I first visited Japan in August 2019 to attend UNITAR’s training on entrepreneurship and leadership. After I experienced the atmosphere in Hiroshima, I decided that I should come back and pursue my post-graduate studies and that’s exactly what happened. I applied to Hiroshima University graduate school of Humanities and Social Sciences, where I did a master’s in international Peace and Coexistence from April 2021 to March 2023. During my studies at Hiroshima University, I participated in many extra curriculum activities study tours organized by the school, JICA, and my academic advisor. In November 2021, I had a chance to deliver a speech to the Japanese audience at Peace Talks organized by Hiroshima International Center in Hiroshima City. In July 2022, I joined ANT-HIROSHIMA, a grassroots organization working on peace, during my internship I met with the Atomic Bomb survivors locally known as Hibakusha. I was moved by their stories which had some things in common like optimism and calling for a peaceful world without nuclear weapons.

Based on your own experience with JICA, what do you think are the characteristics and the strengths of Japan's international cooperation?
Integrating JICA scholars with the local communities in Japan is one of the great outcomes that students can get because is part of building bridges and long-term connections. Another thing is the internship with local companies and institutions, for example, the seven months I spent during my internship I was able to understand more about Japanese culture which I believe is one of the aims of the JICA scholarship.

Wooden JICA logo

Prime Minister Kishida visited four African countries and pledged about $500 million (around ¥68.7 billion) in financial support to Africa over the next three years to promote peace and stability on the continent. He also insists that Japan and Africa are "partners growing together" and "on equal footing," rather than a relationship of aid-giving and aid-receiving countries. What does this mean and is it effective for Africa?
I believe the partnership approach is the best help African countries develop because during the process both sides can share their experience which is more helpful to Africa in the long run.

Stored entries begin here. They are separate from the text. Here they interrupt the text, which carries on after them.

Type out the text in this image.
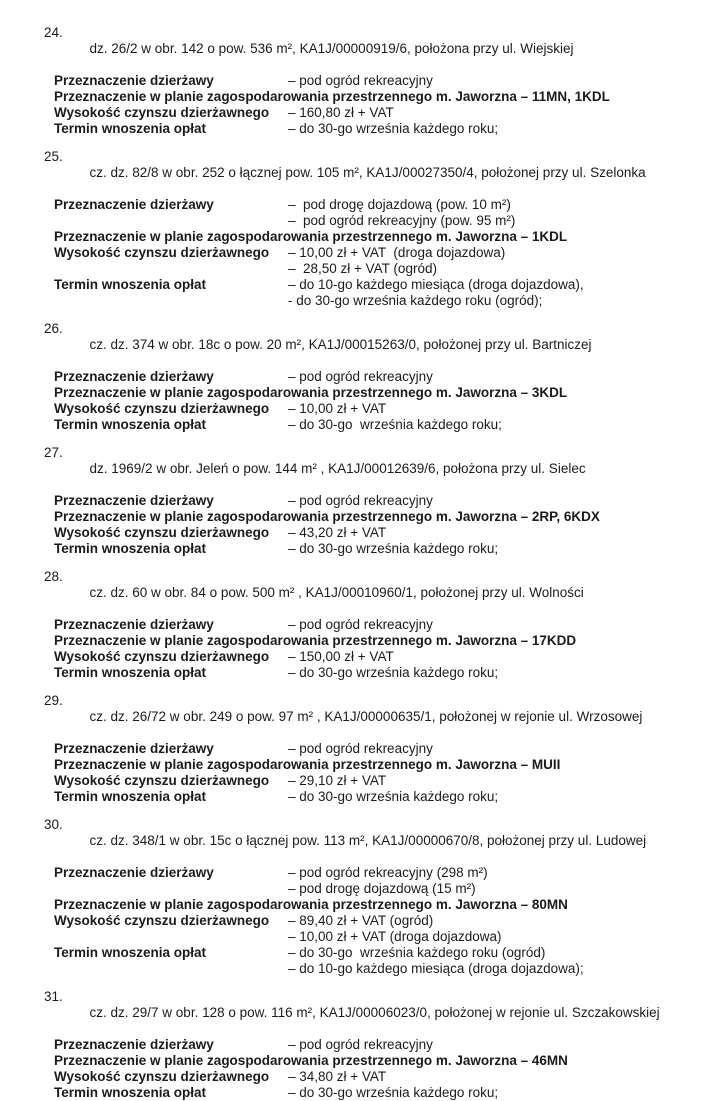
24.
dz. 26/2 w obr. 142 o pow. 536 m², KA1J/00000919/6, położona przy ul. Wiejskiej

Przeznaczenie dzierżawy	– pod ogród rekreacyjny
Przeznaczenie w planie zagospodarowania przestrzennego m. Jaworzna – 11MN, 1KDL
Wysokość czynszu dzierżawnego	– 160,80 zł + VAT
Termin wnoszenia opłat	– do 30-go września każdego roku;

25.
cz. dz. 82/8 w obr. 252 o łącznej pow. 105 m², KA1J/00027350/4, położonej przy ul. Szelonka

Przeznaczenie dzierżawy	–  pod drogę dojazdową (pow. 10 m²)
–  pod ogród rekreacyjny (pow. 95 m²)
Przeznaczenie w planie zagospodarowania przestrzennego m. Jaworzna – 1KDL
Wysokość czynszu dzierżawnego	– 10,00 zł + VAT  (droga dojazdowa)
–  28,50 zł + VAT (ogród)
Termin wnoszenia opłat	– do 10-go każdego miesiąca (droga dojazdowa),
- do 30-go września każdego roku (ogród);

26.
cz. dz. 374 w obr. 18c o pow. 20 m², KA1J/00015263/0, położonej przy ul. Bartniczej

Przeznaczenie dzierżawy	– pod ogród rekreacyjny
Przeznaczenie w planie zagospodarowania przestrzennego m. Jaworzna – 3KDL
Wysokość czynszu dzierżawnego	– 10,00 zł + VAT
Termin wnoszenia opłat	– do 30-go  września każdego roku;

27.
dz. 1969/2 w obr. Jeleń o pow. 144 m² , KA1J/00012639/6, położona przy ul. Sielec

Przeznaczenie dzierżawy	– pod ogród rekreacyjny
Przeznaczenie w planie zagospodarowania przestrzennego m. Jaworzna – 2RP, 6KDX
Wysokość czynszu dzierżawnego	– 43,20 zł + VAT
Termin wnoszenia opłat	– do 30-go września każdego roku;

28.
cz. dz. 60 w obr. 84 o pow. 500 m² , KA1J/00010960/1, położonej przy ul. Wolności

Przeznaczenie dzierżawy	– pod ogród rekreacyjny
Przeznaczenie w planie zagospodarowania przestrzennego m. Jaworzna – 17KDD
Wysokość czynszu dzierżawnego	– 150,00 zł + VAT
Termin wnoszenia opłat	– do 30-go września każdego roku;

29.
cz. dz. 26/72 w obr. 249 o pow. 97 m² , KA1J/00000635/1, położonej w rejonie ul. Wrzosowej

Przeznaczenie dzierżawy	– pod ogród rekreacyjny
Przeznaczenie w planie zagospodarowania przestrzennego m. Jaworzna – MUII
Wysokość czynszu dzierżawnego	– 29,10 zł + VAT
Termin wnoszenia opłat	– do 30-go września każdego roku;

30.
cz. dz. 348/1 w obr. 15c o łącznej pow. 113 m², KA1J/00000670/8, położonej przy ul. Ludowej

Przeznaczenie dzierżawy	– pod ogród rekreacyjny (298 m²)
– pod drogę dojazdową (15 m²)
Przeznaczenie w planie zagospodarowania przestrzennego m. Jaworzna – 80MN
Wysokość czynszu dzierżawnego	– 89,40 zł + VAT (ogród)
– 10,00 zł + VAT (droga dojazdowa)
Termin wnoszenia opłat	– do 30-go  września każdego roku (ogród)
– do 10-go każdego miesiąca (droga dojazdowa);

31.
cz. dz. 29/7 w obr. 128 o pow. 116 m², KA1J/00006023/0, położonej w rejonie ul. Szczakowskiej

Przeznaczenie dzierżawy	– pod ogród rekreacyjny
Przeznaczenie w planie zagospodarowania przestrzennego m. Jaworzna – 46MN
Wysokość czynszu dzierżawnego	– 34,80 zł + VAT
Termin wnoszenia opłat	– do 30-go września każdego roku;
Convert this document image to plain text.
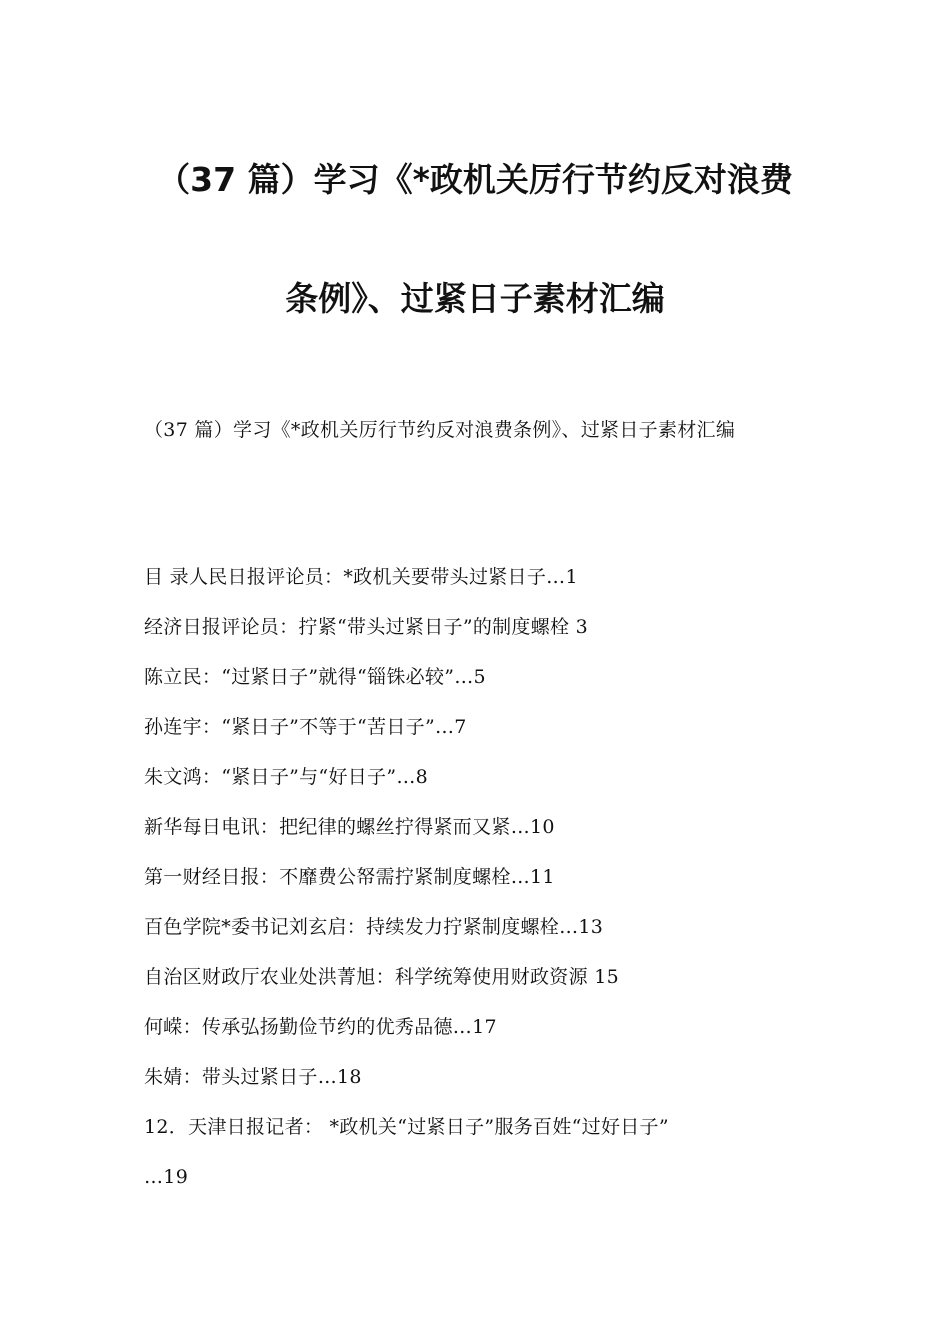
（37 篇）学习《*政机关厉行节约反对浪费
条例》、过紧日子素材汇编
（37 篇）学习《*政机关厉行节约反对浪费条例》、过紧日子素材汇编
目 录人民日报评论员：*政机关要带头过紧日子…1
经济日报评论员：拧紧“带头过紧日子”的制度螺栓 3
陈立民：“过紧日子”就得“锱铢必较”…5
孙连宇：“紧日子”不等于“苦日子”…7
朱文鸿：“紧日子”与“好日子”…8
新华每日电讯：把纪律的螺丝拧得紧而又紧…10
第一财经日报：不靡费公帑需拧紧制度螺栓…11
百色学院*委书记刘玄启：持续发力拧紧制度螺栓…13
自治区财政厅农业处洪菁旭：科学统筹使用财政资源 15
何嵘：传承弘扬勤俭节约的优秀品德…17
朱婧：带头过紧日子…18
12．天津日报记者： *政机关“过紧日子”服务百姓“过好日子”
…19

In light of last year's TICAD 8, what kind of relationship do you think Japan and Africa should build?
As I mentioned in the previous section, partnership and mutual benefit is the best option for both Japan and Africa. I believe thousands of African students from various fields have graduated from Japanese universities and high institutions which means those alumni can play a great role in bringing Japan and Africa closer. In the next ten to twenty years, those alumni will contribute positively to the relationships of the country of rising sun and Africa.

Map of Africa

This year, the G7 Hiroshima Summit was held, and the “Global South” became a hot topic. How would you evaluate the current relationship between Japan and the Global South and what kind of assistance do you think would be most effective from Japan to address major issues such as the food crisis?
To evaluate the current relationship between Japan and the Global South, we must consider some aspects such as trade and investment, aid and development assistance, diplomatic relations, cultural and educational exchange, and investment in the agricultural sector, particularly infrastructure in the Global South. Currently United Nations Institute for Training and Research (UNITAR) in collaboration with the Japanese government is implementing a six-month training on Food Security targeting more than seventy South Sudanese. Such an opportunity will enable it to be a self-sufficient and food-producing country in the future, which is also considered as addressing the food crisis in the Global South. Currently, I am the local coordinator for UNITAR, and I will be helping in the implantation of this project in South Sudan. This program will run until March 2023.

Looking back on TICAD and this year's summit, how would you rate it overall and how should Japan engage relations with the Global South in the future?
The idea of organizing the TICAD Summit outside Japan will strengthen the relationship between Japan and Africa. Another thing is that the financial cost is cheaper than taking African delegates to Japan because they are accommodated in the continent. People to People Diplomacy is one of the most reliable and fastest channels of strengthening the relationship between countries. In 2019 during the TICAD Summit in Yokohama, I participated in a side event, and I have seen hundreds of participants, mostly African travel to Japan.